The government have published guidance on how to bring goods into the UK from outside the EU, including how much tax and duty businesses need to pay and whether they need to get a licence or certificate, as outlined below:
Step 1: Check what guidance you need to follow
You need to follow these steps if you're bringing goods into the UK - for example for selling, processing or using in your business.
What you need to do is different if you are:
- Bringing goods in from the EU
- Getting goods through the post
- Bringing goods in your luggage for personal use
- Bringing goods in your luggage, car or van to use in your business or sell
- Bringing in goods temporarily
- Moving to the UK with your belongings
Step 2: Register your business for importing
You can apply for simplified declaration procedures and for Authorised Economic Operator status. These are most suitable for businesses that import goods regularly.

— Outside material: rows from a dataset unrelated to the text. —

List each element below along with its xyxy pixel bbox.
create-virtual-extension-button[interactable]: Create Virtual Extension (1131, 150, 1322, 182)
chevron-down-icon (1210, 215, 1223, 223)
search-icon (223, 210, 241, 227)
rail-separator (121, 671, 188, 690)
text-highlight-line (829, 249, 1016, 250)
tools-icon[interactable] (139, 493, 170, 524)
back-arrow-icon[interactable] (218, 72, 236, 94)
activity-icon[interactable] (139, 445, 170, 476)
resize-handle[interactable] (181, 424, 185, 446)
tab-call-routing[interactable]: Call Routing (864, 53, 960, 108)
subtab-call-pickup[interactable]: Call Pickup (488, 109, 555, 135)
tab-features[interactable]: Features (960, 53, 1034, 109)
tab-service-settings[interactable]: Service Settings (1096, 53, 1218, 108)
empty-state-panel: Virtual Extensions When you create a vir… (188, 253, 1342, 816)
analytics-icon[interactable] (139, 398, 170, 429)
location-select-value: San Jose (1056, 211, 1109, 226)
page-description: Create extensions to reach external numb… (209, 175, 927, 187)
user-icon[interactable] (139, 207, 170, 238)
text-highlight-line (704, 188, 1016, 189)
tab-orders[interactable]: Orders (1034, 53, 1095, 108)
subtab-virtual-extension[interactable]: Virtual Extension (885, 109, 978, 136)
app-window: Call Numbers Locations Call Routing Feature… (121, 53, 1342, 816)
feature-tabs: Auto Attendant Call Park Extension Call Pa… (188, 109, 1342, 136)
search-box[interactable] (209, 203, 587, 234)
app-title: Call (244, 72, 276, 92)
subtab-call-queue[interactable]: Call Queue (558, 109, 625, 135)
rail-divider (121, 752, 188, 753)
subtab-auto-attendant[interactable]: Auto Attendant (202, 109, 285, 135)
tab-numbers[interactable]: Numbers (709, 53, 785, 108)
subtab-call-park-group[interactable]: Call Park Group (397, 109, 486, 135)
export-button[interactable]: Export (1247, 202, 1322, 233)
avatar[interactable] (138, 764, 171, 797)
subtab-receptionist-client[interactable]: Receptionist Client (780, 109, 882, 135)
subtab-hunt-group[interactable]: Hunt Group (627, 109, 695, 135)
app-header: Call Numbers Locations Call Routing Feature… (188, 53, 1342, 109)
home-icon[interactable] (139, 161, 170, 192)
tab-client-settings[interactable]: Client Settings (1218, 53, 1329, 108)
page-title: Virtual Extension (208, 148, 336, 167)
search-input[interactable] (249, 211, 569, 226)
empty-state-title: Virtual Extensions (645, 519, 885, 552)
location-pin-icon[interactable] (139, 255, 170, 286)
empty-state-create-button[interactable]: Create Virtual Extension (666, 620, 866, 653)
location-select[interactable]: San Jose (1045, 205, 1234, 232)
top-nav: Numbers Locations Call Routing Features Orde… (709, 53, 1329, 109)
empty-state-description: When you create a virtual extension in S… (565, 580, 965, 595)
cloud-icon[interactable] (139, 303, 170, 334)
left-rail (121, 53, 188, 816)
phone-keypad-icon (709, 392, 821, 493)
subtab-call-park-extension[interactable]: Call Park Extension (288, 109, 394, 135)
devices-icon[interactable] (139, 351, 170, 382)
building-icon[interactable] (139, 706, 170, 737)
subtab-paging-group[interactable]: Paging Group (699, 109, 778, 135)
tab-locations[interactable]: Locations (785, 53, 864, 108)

- Find out about using simplified declaration procedures
- Check if Authorised Economic Operator status is right for you
Step 3: Decide who will make customs declarations and transport the goods
You can hire someone to deal with customs and transport the goods for you, or you can do it yourself. Most businesses that import goods use a transporter or customs agent.
- Find out how to hire someone to deal with customs for you
- Find out what you'll need to do if you make the customs declaration yourself
Step 4: Classify your goods
You must find the right commodity code to classify the goods you're importing. This will tell you the rate of duty you need to pay and if you need an import licence.

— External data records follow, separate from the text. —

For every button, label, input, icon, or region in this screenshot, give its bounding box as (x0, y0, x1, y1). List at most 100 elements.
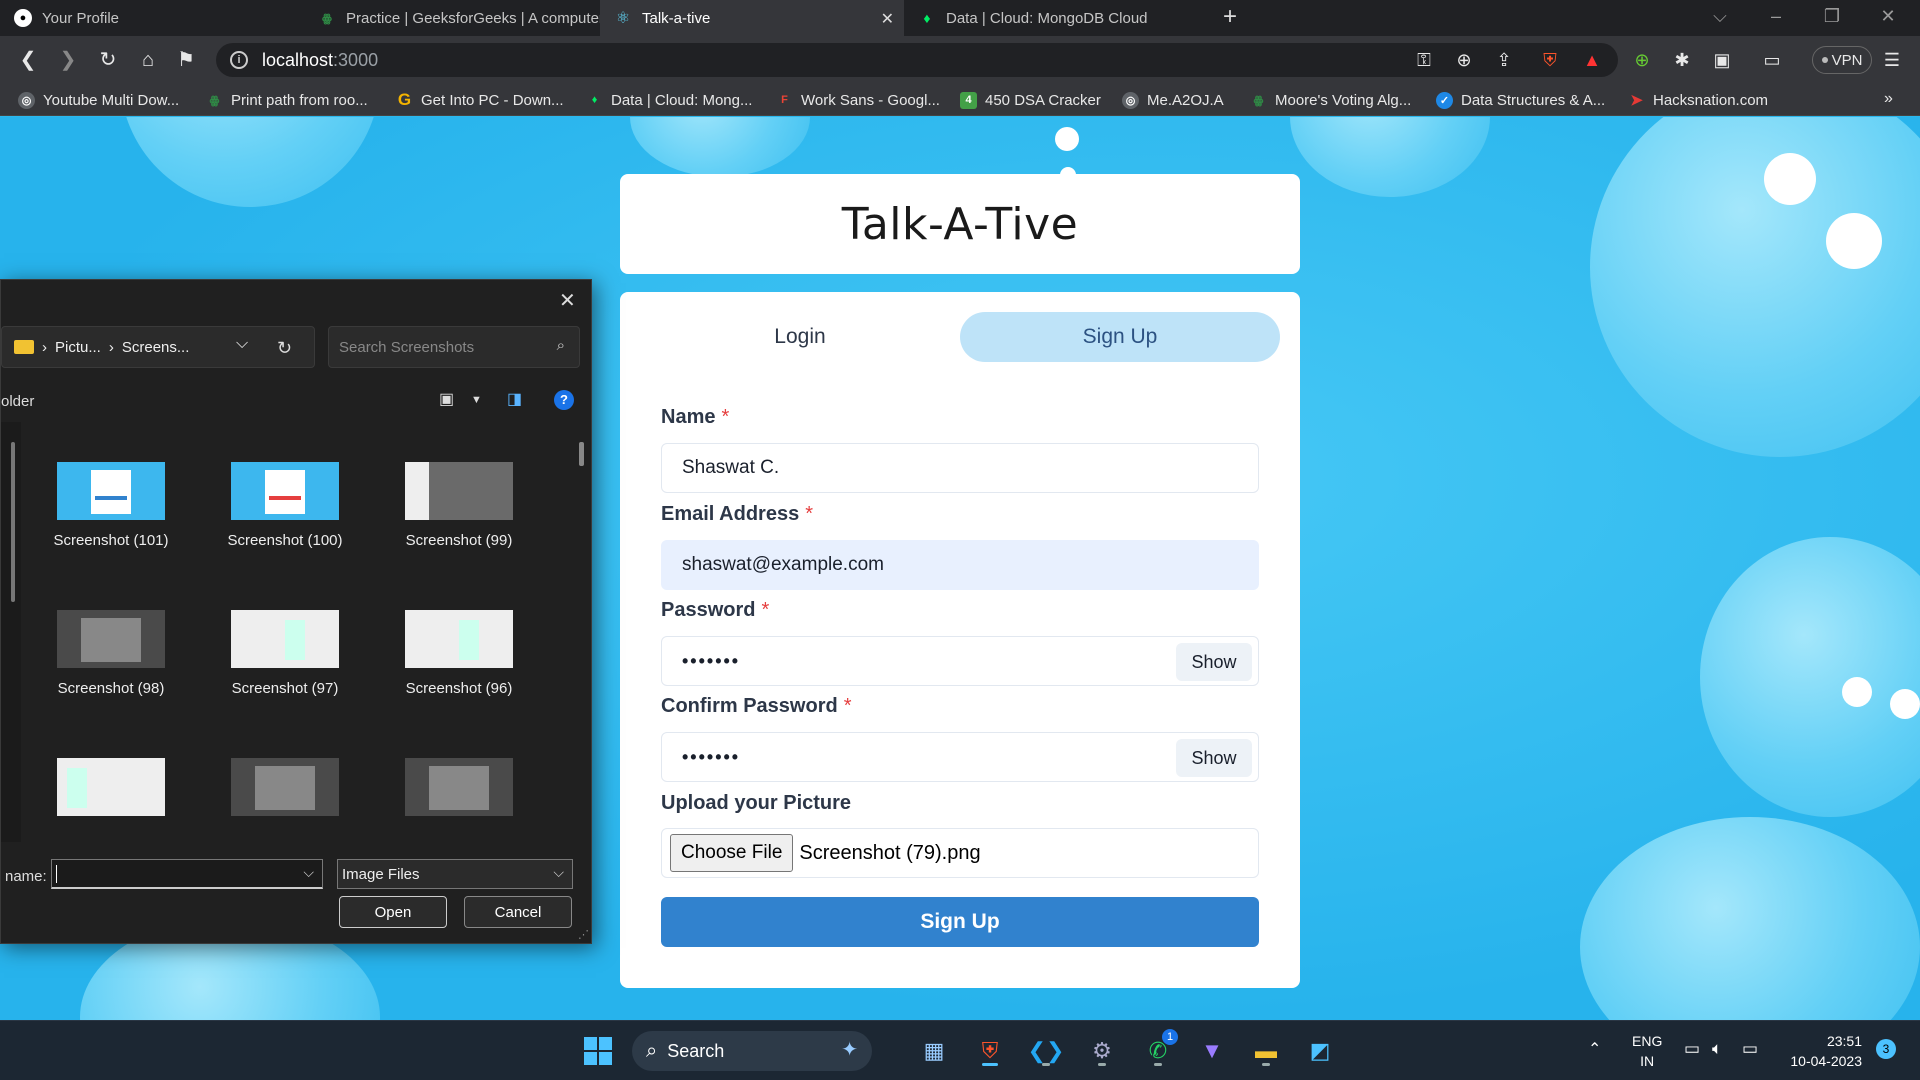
bookmark-item[interactable]: F Work Sans - Googl... (776, 90, 940, 110)
close-window-icon[interactable]: ✕ (1876, 6, 1900, 27)
forward-icon[interactable]: ❯ (54, 46, 82, 74)
restore-icon[interactable]: ❐ (1820, 6, 1844, 27)
settings-icon[interactable]: ⚙ (1084, 1033, 1120, 1069)
more-bookmarks-icon[interactable]: » (1884, 90, 1893, 108)
picture-file-input[interactable]: Choose File Screenshot (79).png (661, 828, 1259, 878)
breadcrumb[interactable]: › Pictu... › Screens... ⌵ (1, 326, 315, 368)
chevron-down-icon[interactable]: ⌵ (553, 864, 564, 881)
cancel-button[interactable]: Cancel (464, 896, 572, 928)
extension-plus-icon[interactable]: ⊕ (1630, 48, 1654, 72)
tab-geeksforgeeks[interactable]: ꙮ Practice | GeeksforGeeks | A computer (304, 0, 600, 36)
file-explorer-icon[interactable]: ▬ (1248, 1033, 1284, 1069)
tab-your-profile[interactable]: ● Your Profile (0, 0, 304, 36)
resize-grip-icon[interactable]: ⋰ (578, 928, 589, 941)
file-name-input[interactable]: ⌵ (51, 859, 323, 889)
battery-icon[interactable]: ▭ (1742, 1039, 1758, 1059)
file-item[interactable]: Screenshot (97) (205, 610, 365, 697)
bookmark-item[interactable]: ◎ Me.A2OJ.A (1122, 90, 1224, 110)
view-options-icon[interactable]: ▣ (439, 389, 454, 409)
key-icon[interactable]: ⚿ (1412, 48, 1436, 72)
file-item[interactable]: Screenshot (101) (31, 462, 191, 549)
help-icon[interactable]: ? (554, 390, 574, 410)
name-field[interactable]: Shaswat C. (661, 443, 1259, 493)
bookmark-item[interactable]: G Get Into PC - Down... (396, 90, 564, 110)
show-password-button[interactable]: Show (1176, 643, 1252, 681)
brave-browser-icon[interactable]: ⛨ (972, 1033, 1008, 1069)
tab-sign-up[interactable]: Sign Up (960, 312, 1280, 362)
open-button[interactable]: Open (339, 896, 447, 928)
bookmark-item[interactable]: ◎ Youtube Multi Dow... (18, 90, 179, 110)
file-item[interactable] (379, 758, 539, 828)
sidebar-icon[interactable]: ▣ (1710, 48, 1734, 72)
choose-file-button[interactable]: Choose File (670, 834, 794, 872)
close-tab-icon[interactable]: ✕ (881, 9, 894, 29)
bookmark-icon[interactable]: ⚑ (172, 46, 200, 74)
photos-app-icon[interactable]: ▦ (916, 1033, 952, 1069)
volume-icon[interactable]: 🔈︎ (1712, 1039, 1722, 1059)
brave-shield-icon[interactable]: ⛨ (1538, 48, 1562, 72)
home-icon[interactable]: ⌂ (134, 46, 162, 74)
back-icon[interactable]: ❮ (14, 46, 42, 74)
vpn-app-icon[interactable]: ▼ (1194, 1033, 1230, 1069)
file-item[interactable]: Screenshot (98) (31, 610, 191, 697)
bookmark-item[interactable]: ꙮ Moore's Voting Alg... (1250, 90, 1412, 110)
refresh-icon[interactable]: ↻ (277, 338, 292, 359)
bookmark-item[interactable]: ➤ Hacksnation.com (1628, 90, 1768, 110)
show-hidden-icons-chevron[interactable]: ⌃ (1588, 1039, 1601, 1059)
breadcrumb-pictures[interactable]: Pictu... (55, 339, 101, 356)
bubble-highlight (1826, 213, 1882, 269)
tab-mongodb[interactable]: ♦ Data | Cloud: MongoDB Cloud (904, 0, 1204, 36)
tab-talk-a-tive[interactable]: ⚛ Talk-a-tive ✕ (600, 0, 904, 36)
chevron-down-icon[interactable]: ▼ (471, 394, 482, 406)
thumbnail-image (405, 758, 513, 816)
file-item[interactable] (31, 758, 191, 828)
minimize-icon[interactable]: – (1764, 6, 1788, 27)
tab-login[interactable]: Login (640, 312, 960, 362)
new-tab-button[interactable]: + (1216, 4, 1244, 32)
close-icon[interactable]: ✕ (559, 288, 576, 313)
chevron-down-icon[interactable]: ⌵ (236, 335, 248, 353)
clock[interactable]: 23:51 10-04-2023 (1782, 1031, 1862, 1071)
file-grid-scrollbar[interactable] (579, 442, 584, 466)
confirm-password-field[interactable]: ••••••• Show (661, 732, 1259, 782)
file-item[interactable]: Screenshot (99) (379, 462, 539, 549)
language-indicator[interactable]: ENG IN (1632, 1031, 1662, 1071)
breadcrumb-screenshots[interactable]: Screens... (122, 339, 190, 356)
reload-icon[interactable]: ↻ (94, 46, 122, 74)
preview-pane-icon[interactable]: ◨ (507, 389, 522, 409)
brave-rewards-icon[interactable]: ▲ (1580, 48, 1604, 72)
share-icon[interactable]: ⇪ (1492, 48, 1516, 72)
network-icon[interactable]: ▭ (1684, 1039, 1700, 1059)
wallet-icon[interactable]: ▭ (1760, 48, 1784, 72)
vscode-icon[interactable]: ❮❯ (1028, 1033, 1064, 1069)
whatsapp-icon[interactable]: ✆ 1 (1140, 1029, 1178, 1069)
notification-count-badge[interactable]: 3 (1876, 1039, 1896, 1059)
file-type-select[interactable]: Image Files ⌵ (337, 859, 573, 889)
password-field[interactable]: ••••••• Show (661, 636, 1259, 686)
new-folder-label[interactable]: older (1, 393, 34, 410)
menu-icon[interactable]: ☰ (1880, 48, 1904, 72)
address-bar[interactable]: i localhost:3000 ⚿ ⊕ ⇪ (216, 43, 1618, 77)
bookmark-item[interactable]: ꙮ Print path from roo... (206, 90, 368, 110)
start-button[interactable] (580, 1033, 616, 1069)
vpn-button[interactable]: VPN (1812, 46, 1872, 74)
paint-icon[interactable]: ◩ (1302, 1033, 1338, 1069)
email-field[interactable]: shaswat@example.com (661, 540, 1259, 590)
taskbar-search[interactable]: ⌕ Search ✦ (632, 1031, 872, 1071)
zoom-icon[interactable]: ⊕ (1452, 48, 1476, 72)
file-item[interactable]: Screenshot (100) (205, 462, 365, 549)
nav-scrollbar[interactable] (11, 442, 15, 602)
search-input[interactable]: Search Screenshots ⌕ (328, 326, 580, 368)
file-item[interactable] (205, 758, 365, 828)
bookmark-item[interactable]: 4 450 DSA Cracker (960, 90, 1101, 110)
tab-search-chevron-icon[interactable]: ⌵ (1708, 6, 1732, 27)
app-title: Talk-A-Tive (841, 198, 1079, 250)
sign-up-submit-button[interactable]: Sign Up (661, 897, 1259, 947)
chevron-down-icon[interactable]: ⌵ (303, 864, 314, 881)
extensions-icon[interactable]: ✱ (1670, 48, 1694, 72)
file-item[interactable]: Screenshot (96) (379, 610, 539, 697)
show-confirm-password-button[interactable]: Show (1176, 739, 1252, 777)
bookmark-item[interactable]: ✓ Data Structures & A... (1436, 90, 1605, 110)
bookmark-item[interactable]: ♦ Data | Cloud: Mong... (586, 90, 753, 110)
info-icon[interactable]: i (230, 51, 248, 69)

Your customs agent or transporter might be able to help you with this.
And Find out if you can delay or reduce your duty payment
You may be able to delay or reduce the amount of duty you pay based on where the goods are from and what you plan to do with them.
Step 5: Value your goods
How much VAT and duty you pay depends on the value of your goods and the rate of duty you need to pay.
Step 6: Get a licence or certificate if you need one
You might need to get a licence or certificate if you're importing things like plant or animal products, high-risk food or feed, medicines, textiles, chemicals or firearms. Your customs agent or transporter might be able to help you with this.
Step 7: Get your goods through customs
If you've appointed someone to deal with UK customs for you, they'll make the declaration and get your goods through the UK border.
You'll then be told how much VAT and duty to pay. You’ll also be sent an Import VAT Certificate (C79) in the post as proof you have paid.
Step 8: Claim a VAT refund
If you're VAT registered, you can claim back any VAT you paid on the goods you've imported. You’ll need your C79.
Step 9: If you paid the wrong amount of duty or rejected the goods
- Find out how to apply for a refund on import duties
- Find out what you can claim back if you reject an import
Step 10: Keep invoices and records
You must keep records of commercial invoices and any customs paperwork, including your C79.
If you imported controlled goods, for example, firearms keep the paperwork that shows who owns the goods.